OKay, let’s deal with Mary Portas first. I love this piece from The Guardian from 2009, when Mary burst into an Orpington charity shop, like a bull in a china shop, and tried to get it to go all upmarket. I could see her point…to a point. She was trying to get more money for the charity, by putting higher prices on better items. Never mind that the volunteers – most of them elderly – were baffled by what she was trying to do.
And so was I. And I still am. I can’t get my head around charity shops where items are priced higher than high street retailers. I can’t get my head around how anyone could possibly think that anyone would pay £100 for a vintage fur jacket. I saw this very item today in a Barnardo’s in Edinburgh. As a seasoned vintage fan, I’ve never, ever seen a fur coat marked at this price. It’s a nonsense. But it’s happening more and more. Many of the charity shop staff have got wise to the hipsters popping in to see if they can find something, well, er, hip, and have increased prices on anything they deem ‘vintage’ or worthy of said hipsters.
But what about the people who shop in charity shops because that’s all they can afford. And let’s not forget that charity shops have always had a dual purpose – to earn money for the charity, and provide cheap shopping for the community they are in.
But pricing summer dresses at £80 (yes, that is you Capability Scotland), is a nonsense. It’s a sad fact that charity shops are a dumping ground these days for poor-quality, disposable fashion. I’ve lost count of the number of times I’ve seen Primark items in my local shops. Of course, someone may purchase these, but sometimes I note that prices are as high, or higher than, the store was originally charging!
As for the vintage thing, many charity shops charge more than vintage stores for inferior items. There’s a Shelter shop near me that had the most ridiculously over-priced ‘vintage’ range I have ever seen. Grubby, ripped, dirty old dresses and tops, at nonsensical prices, sat on rails for months, hence the state of them. A friend of mine who runs one of Scotland’s most successful vintage shops had a run-in with a charity store representative that was far from charitable. Her charity wanted to open a vintage themed store in the same street, and had the bare-faced cheek to visit my friend’s shop and tell her they were just checking out the layout, you know, to see how they should lay out their store. That would be their store, where they got their stock for free and didn’t pay the same rates on as my friend’s store – a business, her livelihood. Not very charitable in my eyes.

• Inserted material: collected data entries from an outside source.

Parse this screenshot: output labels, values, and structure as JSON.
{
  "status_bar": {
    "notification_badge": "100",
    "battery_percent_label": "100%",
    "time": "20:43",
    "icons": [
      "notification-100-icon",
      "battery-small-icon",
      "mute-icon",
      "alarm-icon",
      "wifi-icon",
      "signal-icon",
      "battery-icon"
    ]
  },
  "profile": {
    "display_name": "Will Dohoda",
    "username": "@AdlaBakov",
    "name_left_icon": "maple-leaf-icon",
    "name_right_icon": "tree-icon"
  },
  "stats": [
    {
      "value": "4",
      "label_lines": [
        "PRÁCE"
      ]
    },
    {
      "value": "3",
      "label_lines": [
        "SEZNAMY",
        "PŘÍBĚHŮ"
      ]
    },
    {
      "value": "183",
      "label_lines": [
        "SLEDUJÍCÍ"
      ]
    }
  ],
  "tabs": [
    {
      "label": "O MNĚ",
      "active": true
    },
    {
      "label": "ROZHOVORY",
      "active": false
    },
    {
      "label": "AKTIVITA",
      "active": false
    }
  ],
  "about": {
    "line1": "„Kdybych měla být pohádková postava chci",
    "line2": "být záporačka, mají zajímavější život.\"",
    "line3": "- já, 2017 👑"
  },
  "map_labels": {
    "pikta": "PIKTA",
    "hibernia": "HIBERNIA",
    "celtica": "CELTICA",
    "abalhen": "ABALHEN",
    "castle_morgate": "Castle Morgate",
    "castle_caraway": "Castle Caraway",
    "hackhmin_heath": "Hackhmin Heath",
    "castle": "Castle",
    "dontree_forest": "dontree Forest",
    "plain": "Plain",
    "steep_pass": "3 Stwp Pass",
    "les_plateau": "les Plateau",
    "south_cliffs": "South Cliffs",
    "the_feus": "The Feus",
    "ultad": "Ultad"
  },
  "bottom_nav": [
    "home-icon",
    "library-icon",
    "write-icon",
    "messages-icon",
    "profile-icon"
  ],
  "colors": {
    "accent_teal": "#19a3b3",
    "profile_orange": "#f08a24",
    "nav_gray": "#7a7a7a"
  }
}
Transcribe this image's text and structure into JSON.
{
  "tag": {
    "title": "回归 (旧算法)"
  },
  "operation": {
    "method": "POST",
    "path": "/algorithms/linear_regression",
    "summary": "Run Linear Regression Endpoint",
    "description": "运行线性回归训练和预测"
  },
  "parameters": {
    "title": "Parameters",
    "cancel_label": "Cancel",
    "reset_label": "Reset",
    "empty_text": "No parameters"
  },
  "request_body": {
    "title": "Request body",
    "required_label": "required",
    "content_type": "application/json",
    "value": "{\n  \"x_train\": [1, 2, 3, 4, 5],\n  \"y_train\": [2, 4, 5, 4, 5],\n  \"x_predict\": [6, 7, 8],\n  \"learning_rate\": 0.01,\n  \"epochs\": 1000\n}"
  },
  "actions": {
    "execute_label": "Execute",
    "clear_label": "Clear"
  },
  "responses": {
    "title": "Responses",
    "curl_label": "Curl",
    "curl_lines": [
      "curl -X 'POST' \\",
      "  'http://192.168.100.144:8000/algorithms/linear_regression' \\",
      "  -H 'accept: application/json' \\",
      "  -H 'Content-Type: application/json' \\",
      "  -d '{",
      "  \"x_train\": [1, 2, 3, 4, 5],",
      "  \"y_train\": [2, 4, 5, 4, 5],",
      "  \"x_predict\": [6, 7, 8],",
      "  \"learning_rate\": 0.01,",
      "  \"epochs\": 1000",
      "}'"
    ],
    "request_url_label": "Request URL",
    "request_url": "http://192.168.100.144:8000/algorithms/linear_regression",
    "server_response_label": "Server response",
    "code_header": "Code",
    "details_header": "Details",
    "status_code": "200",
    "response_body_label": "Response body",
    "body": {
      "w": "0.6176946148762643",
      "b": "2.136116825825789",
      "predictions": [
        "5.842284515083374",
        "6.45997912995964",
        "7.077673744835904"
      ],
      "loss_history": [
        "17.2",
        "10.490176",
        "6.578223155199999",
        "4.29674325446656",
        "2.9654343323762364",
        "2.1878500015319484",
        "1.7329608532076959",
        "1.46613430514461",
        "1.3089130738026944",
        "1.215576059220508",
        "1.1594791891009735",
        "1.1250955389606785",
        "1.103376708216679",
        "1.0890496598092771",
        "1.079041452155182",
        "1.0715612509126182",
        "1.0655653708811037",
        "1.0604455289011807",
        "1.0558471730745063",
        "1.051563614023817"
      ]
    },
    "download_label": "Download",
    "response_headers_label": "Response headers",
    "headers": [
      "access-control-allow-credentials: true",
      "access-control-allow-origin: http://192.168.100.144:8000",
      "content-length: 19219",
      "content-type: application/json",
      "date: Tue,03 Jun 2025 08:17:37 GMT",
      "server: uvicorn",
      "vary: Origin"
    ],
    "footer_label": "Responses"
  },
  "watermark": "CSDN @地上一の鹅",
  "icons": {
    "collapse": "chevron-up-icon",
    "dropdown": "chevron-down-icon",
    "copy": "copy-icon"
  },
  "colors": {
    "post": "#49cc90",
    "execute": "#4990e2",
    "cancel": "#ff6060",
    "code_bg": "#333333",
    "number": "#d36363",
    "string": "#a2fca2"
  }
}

I love nothing more than browsing in charity shops. Mr GK thinks it’s the crazy old lady part of me, and constantly reminds me to calm it down before we end up on one of those hoarders TV programmes. But a lot of the time, I get left with a bad taste in my mouth thanks to what I see as unnecessary greed. Is it not better to sell eight dresses for £10 each every week, than to have one at £80 sat on your rack for months?
Oh, and these are my buy of today, in case you are interested! Two Royal Wedding glasses, 50p each, from Charles and Di’s 1981 nuptials. Clearly not deemed a covetable item, eh?!